El capitalismo se basa en el egoísmo. «Por eso», añade cínicamente el filósofo André Comte-Sponville, «funciona tan bien»

¿Se puede ser jefe y tener buen corazón?

Campaign Creators (Unsplash)

«Acabo de descubrir que dos personas que he contratado no están a la altura del trabajo», comentaba un ejecutivo en el consultorio de management que Lucy Kellaway tenía hace unos años en el Financial Times. «Los dos son gente agradable y querida por los colegas», pero «sé que debo echarlos» y «me pregunto si se puede dirigir una firma ágil y en plena expansión y seguir siendo una persona agradable».

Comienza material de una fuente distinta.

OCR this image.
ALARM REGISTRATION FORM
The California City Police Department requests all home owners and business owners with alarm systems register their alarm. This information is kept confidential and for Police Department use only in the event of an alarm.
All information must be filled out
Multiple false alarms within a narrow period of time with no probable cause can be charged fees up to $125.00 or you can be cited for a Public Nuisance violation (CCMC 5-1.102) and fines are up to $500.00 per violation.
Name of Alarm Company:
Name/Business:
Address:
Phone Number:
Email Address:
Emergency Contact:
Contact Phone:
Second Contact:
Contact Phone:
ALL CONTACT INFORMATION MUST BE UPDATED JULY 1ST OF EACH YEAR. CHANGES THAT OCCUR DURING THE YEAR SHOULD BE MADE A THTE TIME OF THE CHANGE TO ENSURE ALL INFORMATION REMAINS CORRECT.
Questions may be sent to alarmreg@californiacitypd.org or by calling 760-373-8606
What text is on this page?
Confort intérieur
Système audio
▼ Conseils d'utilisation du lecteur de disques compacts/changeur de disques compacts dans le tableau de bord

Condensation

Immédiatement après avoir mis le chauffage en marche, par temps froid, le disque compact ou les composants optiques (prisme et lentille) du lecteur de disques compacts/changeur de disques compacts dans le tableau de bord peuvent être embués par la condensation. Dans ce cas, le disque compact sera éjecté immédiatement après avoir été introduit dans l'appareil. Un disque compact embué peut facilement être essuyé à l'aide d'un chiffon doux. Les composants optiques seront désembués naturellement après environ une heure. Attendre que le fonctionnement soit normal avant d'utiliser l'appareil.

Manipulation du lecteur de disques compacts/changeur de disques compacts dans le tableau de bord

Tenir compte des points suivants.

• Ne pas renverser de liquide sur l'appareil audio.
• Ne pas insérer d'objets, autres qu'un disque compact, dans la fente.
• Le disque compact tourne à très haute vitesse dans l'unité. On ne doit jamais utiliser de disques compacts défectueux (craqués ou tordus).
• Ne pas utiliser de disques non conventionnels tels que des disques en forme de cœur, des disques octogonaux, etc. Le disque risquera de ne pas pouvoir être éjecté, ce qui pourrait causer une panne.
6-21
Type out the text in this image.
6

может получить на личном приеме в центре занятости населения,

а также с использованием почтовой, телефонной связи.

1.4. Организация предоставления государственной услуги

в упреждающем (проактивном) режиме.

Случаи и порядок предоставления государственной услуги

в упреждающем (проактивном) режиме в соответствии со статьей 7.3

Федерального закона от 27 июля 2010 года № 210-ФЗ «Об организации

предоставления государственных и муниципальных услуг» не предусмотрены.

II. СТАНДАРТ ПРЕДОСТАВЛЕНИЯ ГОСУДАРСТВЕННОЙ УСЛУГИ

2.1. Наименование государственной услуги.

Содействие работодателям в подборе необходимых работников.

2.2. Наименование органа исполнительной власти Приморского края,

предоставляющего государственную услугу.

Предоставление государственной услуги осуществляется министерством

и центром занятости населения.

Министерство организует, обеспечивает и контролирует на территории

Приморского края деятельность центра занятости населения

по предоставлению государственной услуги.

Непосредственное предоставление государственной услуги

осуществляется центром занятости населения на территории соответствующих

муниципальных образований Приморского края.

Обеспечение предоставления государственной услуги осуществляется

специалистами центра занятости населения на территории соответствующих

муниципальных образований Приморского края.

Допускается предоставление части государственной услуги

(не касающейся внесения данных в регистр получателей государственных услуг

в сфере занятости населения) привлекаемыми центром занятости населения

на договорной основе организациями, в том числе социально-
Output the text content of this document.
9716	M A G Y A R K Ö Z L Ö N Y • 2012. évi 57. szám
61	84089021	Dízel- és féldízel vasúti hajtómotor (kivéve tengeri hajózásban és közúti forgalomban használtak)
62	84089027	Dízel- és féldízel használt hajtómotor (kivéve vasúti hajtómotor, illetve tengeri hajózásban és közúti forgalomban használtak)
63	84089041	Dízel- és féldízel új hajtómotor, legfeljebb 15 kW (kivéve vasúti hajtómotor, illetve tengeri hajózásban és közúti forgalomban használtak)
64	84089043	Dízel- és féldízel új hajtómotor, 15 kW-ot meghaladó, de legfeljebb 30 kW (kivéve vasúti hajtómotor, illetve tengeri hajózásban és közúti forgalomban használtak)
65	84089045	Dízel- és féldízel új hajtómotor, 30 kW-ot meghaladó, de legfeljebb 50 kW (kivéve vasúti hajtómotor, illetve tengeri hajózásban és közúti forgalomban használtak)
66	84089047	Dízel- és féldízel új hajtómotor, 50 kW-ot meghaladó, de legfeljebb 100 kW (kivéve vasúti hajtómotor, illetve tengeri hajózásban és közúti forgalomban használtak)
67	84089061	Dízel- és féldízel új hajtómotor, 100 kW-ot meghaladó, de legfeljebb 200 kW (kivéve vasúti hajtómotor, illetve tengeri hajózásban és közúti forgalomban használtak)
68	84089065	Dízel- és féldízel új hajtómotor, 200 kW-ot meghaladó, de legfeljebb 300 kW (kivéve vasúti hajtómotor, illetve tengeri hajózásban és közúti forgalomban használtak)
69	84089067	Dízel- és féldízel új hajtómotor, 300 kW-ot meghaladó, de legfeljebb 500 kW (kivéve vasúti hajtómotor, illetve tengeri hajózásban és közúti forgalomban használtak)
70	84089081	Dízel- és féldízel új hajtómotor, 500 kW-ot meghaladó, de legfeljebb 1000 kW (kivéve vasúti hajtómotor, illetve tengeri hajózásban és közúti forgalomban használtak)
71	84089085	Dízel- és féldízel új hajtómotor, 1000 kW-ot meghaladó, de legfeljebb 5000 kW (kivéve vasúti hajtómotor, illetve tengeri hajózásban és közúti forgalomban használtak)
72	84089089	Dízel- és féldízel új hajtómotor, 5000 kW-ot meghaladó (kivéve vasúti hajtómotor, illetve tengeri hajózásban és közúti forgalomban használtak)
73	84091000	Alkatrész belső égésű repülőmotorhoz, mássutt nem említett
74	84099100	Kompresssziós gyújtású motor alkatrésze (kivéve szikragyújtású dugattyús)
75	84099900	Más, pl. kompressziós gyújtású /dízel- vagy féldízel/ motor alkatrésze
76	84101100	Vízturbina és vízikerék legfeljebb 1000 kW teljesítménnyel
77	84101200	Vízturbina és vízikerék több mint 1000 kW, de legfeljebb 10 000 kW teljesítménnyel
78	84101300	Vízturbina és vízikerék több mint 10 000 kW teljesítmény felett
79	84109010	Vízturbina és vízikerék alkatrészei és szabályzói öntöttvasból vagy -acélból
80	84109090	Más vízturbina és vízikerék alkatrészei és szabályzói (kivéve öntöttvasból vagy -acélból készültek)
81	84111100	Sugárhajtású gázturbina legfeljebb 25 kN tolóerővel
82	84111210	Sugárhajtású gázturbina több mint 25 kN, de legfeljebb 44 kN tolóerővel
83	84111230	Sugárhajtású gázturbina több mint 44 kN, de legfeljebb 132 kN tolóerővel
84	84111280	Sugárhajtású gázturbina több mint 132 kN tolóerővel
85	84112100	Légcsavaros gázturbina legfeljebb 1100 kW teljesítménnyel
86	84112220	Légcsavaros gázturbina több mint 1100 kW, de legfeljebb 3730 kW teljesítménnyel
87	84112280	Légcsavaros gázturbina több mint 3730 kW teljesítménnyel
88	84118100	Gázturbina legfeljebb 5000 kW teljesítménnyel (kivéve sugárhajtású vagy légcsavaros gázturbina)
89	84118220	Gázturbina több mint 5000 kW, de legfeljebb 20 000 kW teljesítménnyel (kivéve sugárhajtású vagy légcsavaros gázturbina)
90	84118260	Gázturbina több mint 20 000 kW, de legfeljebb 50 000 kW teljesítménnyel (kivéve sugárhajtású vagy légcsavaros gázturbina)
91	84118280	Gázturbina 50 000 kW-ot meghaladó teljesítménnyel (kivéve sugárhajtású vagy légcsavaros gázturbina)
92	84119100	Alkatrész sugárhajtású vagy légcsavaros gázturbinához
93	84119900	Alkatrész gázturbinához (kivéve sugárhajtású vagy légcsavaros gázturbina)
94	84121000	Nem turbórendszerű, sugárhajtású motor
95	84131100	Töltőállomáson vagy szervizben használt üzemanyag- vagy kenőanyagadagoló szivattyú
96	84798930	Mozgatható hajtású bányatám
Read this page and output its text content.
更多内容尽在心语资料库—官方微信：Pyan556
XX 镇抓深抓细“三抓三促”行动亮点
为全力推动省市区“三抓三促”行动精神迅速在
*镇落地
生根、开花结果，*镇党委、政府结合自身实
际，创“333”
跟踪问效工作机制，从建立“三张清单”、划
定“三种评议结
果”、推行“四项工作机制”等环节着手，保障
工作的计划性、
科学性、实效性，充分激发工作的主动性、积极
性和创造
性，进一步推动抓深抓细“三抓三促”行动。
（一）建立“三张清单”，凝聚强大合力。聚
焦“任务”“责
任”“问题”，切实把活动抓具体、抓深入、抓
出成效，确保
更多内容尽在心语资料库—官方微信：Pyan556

En los negocios, dice el psicólogo Robert Hare, «los psicópatas se desenvuelven como pez en el agua». Y otro profesional del ramo, Iñaki Piñuel, recoge en Mi jefe es un psicópata una arenga del banquero Alfredo Sáenz a los alumnos de una escuela de negocios. «Cuando yo pregunto por las capacidades de alguien y me dicen que tiene un excelente currículum, que es un magnífico profesional y que posee mucha experiencia, yo siempre pregunto: ¿tiene instinto? Por instinto entiendo las características que debe reunir quien está destinado a ejercer de líder en una organización de alto rendimiento. Instinto… Y perdonadme que os lo diga, yo empleo la expresión un poco más completa. Yo empleo la expresión instinto criminal». 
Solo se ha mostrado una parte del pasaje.